Se o governo decidir que essa lei não serve mais, qual seria a resposta dessa esquerda ? Nota de repúdio ? Votar contra na Câmara ? Os governadores (que tem maior parte do controle da polícia) petistas ou aliados vão fazer algo contra essas ordens de despejo ?

A gente sabe que nada disso vai ser feito e ações para simular que houve uma tentativa de ser contra vão ser o foco. "Veja, votamos não, fizemos nota de repúdio" - e isso passa, deixa de ser assunto e a gente se acostuma.

A política passa a ser exclusivamente institucional, legal e transparente. Isso é tão difundido que há na academia uma certa ignorância da relação tão conjunta da atividade política e da atividade militar, como da atividade de espionagem.

O desafio da esquerda radical é construir uma organização política poderosa o suficiente para conseguir combater sistemas de inteligência, táticas militares e ações políticas institucionais.

Precisamos de uma vez, deixar de sermos reducionistas, idealistas e defensores de uma democracia abstrata que só existe num mundo perfeito. Como a classe trabalhadora brasileira, apesar de ser lutadora e de se mobilizar politicamente, por que ela não vê nos comunistas uma alternativa ?


A resposta é dura : porque a gente não oferece uma alternativa. E aqui eu nem estou falando da revolução, isso todo mundo compreende que não vai acontecer para amanhã, mesmo que a gente estivesse bem organizado hoje (o que não é o caso). Mas fato é, o que o exército, a igreja evangélica cassino, o crime sendo organizado ou não, o empreendedorismo, a uberização (essa economia de apps), o vício em drogas e o suicídio, com o sucateamento do serviço público e da carteira assinada, oferecem uma alternativa hoje para lidar com os problemas da classe trabalhadora.

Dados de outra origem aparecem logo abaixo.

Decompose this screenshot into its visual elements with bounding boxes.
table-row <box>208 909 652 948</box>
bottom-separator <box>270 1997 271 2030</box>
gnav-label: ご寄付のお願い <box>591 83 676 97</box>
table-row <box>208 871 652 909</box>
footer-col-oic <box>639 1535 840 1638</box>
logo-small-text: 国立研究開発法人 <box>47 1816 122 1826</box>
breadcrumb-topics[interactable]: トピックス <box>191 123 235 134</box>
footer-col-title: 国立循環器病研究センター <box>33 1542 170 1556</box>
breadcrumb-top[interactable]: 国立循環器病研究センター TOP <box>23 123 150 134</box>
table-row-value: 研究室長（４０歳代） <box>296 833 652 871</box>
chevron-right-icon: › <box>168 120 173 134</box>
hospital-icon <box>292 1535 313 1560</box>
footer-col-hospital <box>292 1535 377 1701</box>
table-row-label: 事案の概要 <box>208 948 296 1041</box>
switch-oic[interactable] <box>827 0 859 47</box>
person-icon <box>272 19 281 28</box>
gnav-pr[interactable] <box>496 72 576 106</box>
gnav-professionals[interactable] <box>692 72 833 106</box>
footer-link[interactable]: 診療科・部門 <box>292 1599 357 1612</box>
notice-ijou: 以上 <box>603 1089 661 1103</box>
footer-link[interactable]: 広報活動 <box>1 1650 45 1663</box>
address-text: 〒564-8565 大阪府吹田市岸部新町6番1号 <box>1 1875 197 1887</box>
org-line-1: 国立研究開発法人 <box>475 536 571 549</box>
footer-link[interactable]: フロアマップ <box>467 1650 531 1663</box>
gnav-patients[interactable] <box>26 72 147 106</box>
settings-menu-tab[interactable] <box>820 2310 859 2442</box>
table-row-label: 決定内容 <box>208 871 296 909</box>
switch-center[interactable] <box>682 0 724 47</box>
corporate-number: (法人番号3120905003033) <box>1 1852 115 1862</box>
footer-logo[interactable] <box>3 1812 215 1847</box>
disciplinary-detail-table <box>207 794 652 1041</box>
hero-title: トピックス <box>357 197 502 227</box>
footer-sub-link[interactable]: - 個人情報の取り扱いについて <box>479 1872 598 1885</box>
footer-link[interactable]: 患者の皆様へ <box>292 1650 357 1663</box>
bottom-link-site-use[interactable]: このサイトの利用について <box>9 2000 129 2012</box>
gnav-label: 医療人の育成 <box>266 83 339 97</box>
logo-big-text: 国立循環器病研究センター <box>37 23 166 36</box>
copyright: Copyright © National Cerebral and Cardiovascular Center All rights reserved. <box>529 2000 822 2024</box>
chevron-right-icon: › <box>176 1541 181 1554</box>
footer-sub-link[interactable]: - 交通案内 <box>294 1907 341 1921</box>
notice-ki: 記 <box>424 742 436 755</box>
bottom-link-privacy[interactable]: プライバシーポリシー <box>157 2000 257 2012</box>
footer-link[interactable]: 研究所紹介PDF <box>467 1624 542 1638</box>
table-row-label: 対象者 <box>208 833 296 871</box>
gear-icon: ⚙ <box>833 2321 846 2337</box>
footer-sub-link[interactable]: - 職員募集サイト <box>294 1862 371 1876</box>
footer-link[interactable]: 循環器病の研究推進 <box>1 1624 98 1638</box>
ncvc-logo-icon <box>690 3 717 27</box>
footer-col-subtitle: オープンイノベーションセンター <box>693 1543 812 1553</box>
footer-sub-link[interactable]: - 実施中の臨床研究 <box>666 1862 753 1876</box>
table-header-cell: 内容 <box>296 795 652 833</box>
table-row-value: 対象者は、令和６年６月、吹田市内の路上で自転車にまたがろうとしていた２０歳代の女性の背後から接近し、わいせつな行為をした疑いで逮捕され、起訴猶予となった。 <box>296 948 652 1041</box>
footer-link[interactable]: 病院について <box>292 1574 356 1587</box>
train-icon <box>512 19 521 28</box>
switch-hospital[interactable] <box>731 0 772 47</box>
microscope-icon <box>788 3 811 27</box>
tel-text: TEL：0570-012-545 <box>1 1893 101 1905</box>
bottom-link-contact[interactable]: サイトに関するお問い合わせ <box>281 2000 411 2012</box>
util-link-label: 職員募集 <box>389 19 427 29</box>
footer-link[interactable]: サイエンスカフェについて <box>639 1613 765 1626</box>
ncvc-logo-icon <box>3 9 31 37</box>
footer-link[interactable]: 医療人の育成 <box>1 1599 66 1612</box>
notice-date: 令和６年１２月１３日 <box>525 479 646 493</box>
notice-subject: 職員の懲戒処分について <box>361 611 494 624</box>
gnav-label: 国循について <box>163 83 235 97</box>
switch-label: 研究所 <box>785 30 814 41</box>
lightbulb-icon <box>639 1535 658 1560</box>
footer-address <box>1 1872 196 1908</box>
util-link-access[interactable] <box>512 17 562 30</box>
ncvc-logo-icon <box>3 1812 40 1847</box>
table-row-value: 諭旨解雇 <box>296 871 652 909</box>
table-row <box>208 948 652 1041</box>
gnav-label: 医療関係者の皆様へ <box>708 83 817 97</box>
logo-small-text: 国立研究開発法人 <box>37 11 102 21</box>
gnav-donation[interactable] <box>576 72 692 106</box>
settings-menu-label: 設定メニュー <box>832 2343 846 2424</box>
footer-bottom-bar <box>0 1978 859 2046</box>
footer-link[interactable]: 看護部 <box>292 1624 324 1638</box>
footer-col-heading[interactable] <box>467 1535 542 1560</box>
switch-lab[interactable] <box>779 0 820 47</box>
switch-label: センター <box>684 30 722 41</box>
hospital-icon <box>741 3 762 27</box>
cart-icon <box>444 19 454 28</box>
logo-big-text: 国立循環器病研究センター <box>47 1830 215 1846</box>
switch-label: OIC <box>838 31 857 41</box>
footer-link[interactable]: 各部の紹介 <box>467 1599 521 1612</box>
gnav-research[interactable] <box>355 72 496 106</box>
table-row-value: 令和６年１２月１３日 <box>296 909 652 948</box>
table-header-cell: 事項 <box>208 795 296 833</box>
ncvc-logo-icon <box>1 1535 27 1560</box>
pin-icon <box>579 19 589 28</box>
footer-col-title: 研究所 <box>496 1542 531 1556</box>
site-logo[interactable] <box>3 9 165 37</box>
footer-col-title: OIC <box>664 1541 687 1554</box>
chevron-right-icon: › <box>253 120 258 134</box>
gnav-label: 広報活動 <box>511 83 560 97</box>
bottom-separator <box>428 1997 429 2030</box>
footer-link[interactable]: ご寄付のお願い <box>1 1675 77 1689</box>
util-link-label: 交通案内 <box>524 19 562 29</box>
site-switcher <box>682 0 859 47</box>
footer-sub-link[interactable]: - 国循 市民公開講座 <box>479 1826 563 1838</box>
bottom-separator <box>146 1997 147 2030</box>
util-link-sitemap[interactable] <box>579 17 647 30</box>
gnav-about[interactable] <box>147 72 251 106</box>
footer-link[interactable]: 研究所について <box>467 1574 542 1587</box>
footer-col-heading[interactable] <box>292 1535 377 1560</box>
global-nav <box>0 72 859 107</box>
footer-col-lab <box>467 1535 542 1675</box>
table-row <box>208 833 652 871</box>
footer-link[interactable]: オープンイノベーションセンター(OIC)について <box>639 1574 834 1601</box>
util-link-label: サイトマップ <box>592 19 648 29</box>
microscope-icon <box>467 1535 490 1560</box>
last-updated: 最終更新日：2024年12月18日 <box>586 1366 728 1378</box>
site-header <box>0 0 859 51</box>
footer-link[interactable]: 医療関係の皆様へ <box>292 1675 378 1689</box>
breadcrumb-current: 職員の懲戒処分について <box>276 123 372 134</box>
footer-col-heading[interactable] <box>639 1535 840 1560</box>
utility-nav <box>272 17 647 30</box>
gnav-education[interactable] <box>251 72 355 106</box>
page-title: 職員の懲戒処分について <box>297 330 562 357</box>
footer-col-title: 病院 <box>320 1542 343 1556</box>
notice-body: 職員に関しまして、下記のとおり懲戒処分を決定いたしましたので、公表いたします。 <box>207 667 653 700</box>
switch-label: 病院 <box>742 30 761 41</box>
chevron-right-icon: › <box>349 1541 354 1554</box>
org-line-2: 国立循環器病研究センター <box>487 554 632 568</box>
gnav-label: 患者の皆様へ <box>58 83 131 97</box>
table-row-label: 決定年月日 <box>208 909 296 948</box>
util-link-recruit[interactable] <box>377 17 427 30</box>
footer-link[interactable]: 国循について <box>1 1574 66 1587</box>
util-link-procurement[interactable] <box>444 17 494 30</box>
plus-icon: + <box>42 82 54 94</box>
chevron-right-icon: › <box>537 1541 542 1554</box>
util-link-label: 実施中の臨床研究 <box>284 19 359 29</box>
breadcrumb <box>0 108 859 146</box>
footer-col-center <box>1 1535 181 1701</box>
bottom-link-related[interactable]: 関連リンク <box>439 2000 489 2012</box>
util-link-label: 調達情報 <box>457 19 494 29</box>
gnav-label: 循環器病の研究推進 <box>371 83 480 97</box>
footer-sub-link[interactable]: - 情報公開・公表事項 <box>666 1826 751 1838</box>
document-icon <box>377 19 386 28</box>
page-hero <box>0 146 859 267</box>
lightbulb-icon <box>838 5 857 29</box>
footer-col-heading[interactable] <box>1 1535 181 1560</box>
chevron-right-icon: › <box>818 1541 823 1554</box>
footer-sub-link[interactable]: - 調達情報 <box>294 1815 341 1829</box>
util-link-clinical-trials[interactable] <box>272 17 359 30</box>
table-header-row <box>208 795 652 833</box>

Não resolvem o problema, mas é uma alternativa, é algum caminho a seguir, mesmo que seja literalmente o abismo. E como sair do abismo ? Essa é a questão.

Uma autocrítica importante é compreender que apesar do que foi feito nesses mais de 40 anos de "democracia", os nossos esforços não foram suficientes para que a gente conquistasse um espaço mais amplo na cena política.

O correto é olhar o que nos fez avançar na nossa luta e compreender porque deu certo, sem deixar de olhar o que não funcionou e porque não funcionou. O nosso socialismo é científico, assim deve ser a nossa abordagem.

Aqui falo muito na minha experiência social em geral : tá uma merda as coisas, mas ninguém tem uma noção mínima do que fazer para mudar. Não tem uma colaboração, as relações de cooperação quase não existem e eu aqui parafraseio Jorge Amado - é um milagre a gente estar vivo.